Several reports have indicated that, under different experimental conditions, the administration of
histamine H(3)-receptor antagonists exerts procognitive effects by activating central histaminergic transmission. In the present study the action of
thioperamide, a H(3)-receptor blocker, is investigated on consolidation and recall mechanisms of the rat place recognition memory. The animals have been tested on a two-trial delayed comparison paradigm in a Y-maze.

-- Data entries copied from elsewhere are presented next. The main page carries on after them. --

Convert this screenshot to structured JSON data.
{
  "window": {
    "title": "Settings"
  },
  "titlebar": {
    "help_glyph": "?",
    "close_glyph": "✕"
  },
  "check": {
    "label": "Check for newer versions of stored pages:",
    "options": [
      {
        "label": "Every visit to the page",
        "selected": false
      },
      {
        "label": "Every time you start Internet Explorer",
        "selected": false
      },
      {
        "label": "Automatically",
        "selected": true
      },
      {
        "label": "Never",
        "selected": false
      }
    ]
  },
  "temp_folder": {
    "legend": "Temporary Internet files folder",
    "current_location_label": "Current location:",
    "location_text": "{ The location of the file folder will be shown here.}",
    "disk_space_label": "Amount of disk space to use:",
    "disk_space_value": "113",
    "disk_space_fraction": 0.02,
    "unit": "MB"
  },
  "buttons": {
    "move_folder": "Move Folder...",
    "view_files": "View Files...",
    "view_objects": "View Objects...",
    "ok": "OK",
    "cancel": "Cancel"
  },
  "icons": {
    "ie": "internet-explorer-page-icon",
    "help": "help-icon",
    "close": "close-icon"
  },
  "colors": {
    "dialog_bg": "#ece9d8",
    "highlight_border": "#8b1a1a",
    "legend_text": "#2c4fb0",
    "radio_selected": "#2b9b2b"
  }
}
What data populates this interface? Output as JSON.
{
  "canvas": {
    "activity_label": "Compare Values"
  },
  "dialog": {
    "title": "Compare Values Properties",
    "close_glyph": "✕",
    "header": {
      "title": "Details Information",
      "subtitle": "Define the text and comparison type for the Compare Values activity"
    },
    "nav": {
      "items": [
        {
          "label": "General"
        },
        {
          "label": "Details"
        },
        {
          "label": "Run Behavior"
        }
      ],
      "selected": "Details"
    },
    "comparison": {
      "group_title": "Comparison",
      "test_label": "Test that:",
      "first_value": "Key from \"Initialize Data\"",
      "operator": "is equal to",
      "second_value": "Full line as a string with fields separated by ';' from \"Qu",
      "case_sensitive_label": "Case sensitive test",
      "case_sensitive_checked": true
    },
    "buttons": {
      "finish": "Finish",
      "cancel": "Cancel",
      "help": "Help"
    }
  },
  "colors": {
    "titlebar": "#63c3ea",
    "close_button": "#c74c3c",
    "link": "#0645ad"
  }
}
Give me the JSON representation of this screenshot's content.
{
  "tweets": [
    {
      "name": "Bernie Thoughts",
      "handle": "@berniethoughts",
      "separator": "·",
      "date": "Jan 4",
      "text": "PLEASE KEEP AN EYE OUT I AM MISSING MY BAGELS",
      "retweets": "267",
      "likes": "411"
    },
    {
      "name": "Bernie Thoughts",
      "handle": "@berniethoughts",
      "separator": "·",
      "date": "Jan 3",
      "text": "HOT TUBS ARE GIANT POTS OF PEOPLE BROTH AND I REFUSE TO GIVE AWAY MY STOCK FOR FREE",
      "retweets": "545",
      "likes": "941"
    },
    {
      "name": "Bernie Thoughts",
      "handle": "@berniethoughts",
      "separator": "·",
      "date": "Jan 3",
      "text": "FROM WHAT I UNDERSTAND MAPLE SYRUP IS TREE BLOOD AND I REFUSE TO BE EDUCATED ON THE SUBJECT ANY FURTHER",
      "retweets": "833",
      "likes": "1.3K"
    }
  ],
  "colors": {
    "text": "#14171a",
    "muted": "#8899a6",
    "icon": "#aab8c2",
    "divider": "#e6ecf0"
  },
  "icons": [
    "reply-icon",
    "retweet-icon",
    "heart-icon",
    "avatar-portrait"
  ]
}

Thioperamide enhances the memory retention when administered intraperitoneally (i.p.) post-acquisition (0.7 and 5.0 mg/kg are ineffective, whereas the dose of 2.0 mg/kg improves memory) but does not affect the rat performance when injected 45 min prior to the testing trial. The post-acquisition effect of
thioperamide is time-dependent since the administration of the
drug 30 min after the end of the training trial has no effect on memory. In addition,
thioperamide reverses the
amnesia induced by the post-acquisition treatment with 0.02 mg/kg i.p. of
scopolamine (SCOP). The procognitive effect of
thioperamide is not modified by the contemporary administration of
pyrilamine, an
histamine H(1)-receptor antagonist. On the contrary, the blockade of H(2)-receptors by
zolantidine 10 mg/kg reverses both the effect of
thioperamide alone and the
drug action on the
scopolamine-induced
memory deficit. The results indicate that the neuronal
histamine released in consequence of the post-acquisition
thioperamide treatment improves place recognition memory through the activation of postsynaptic H(2)-receptors.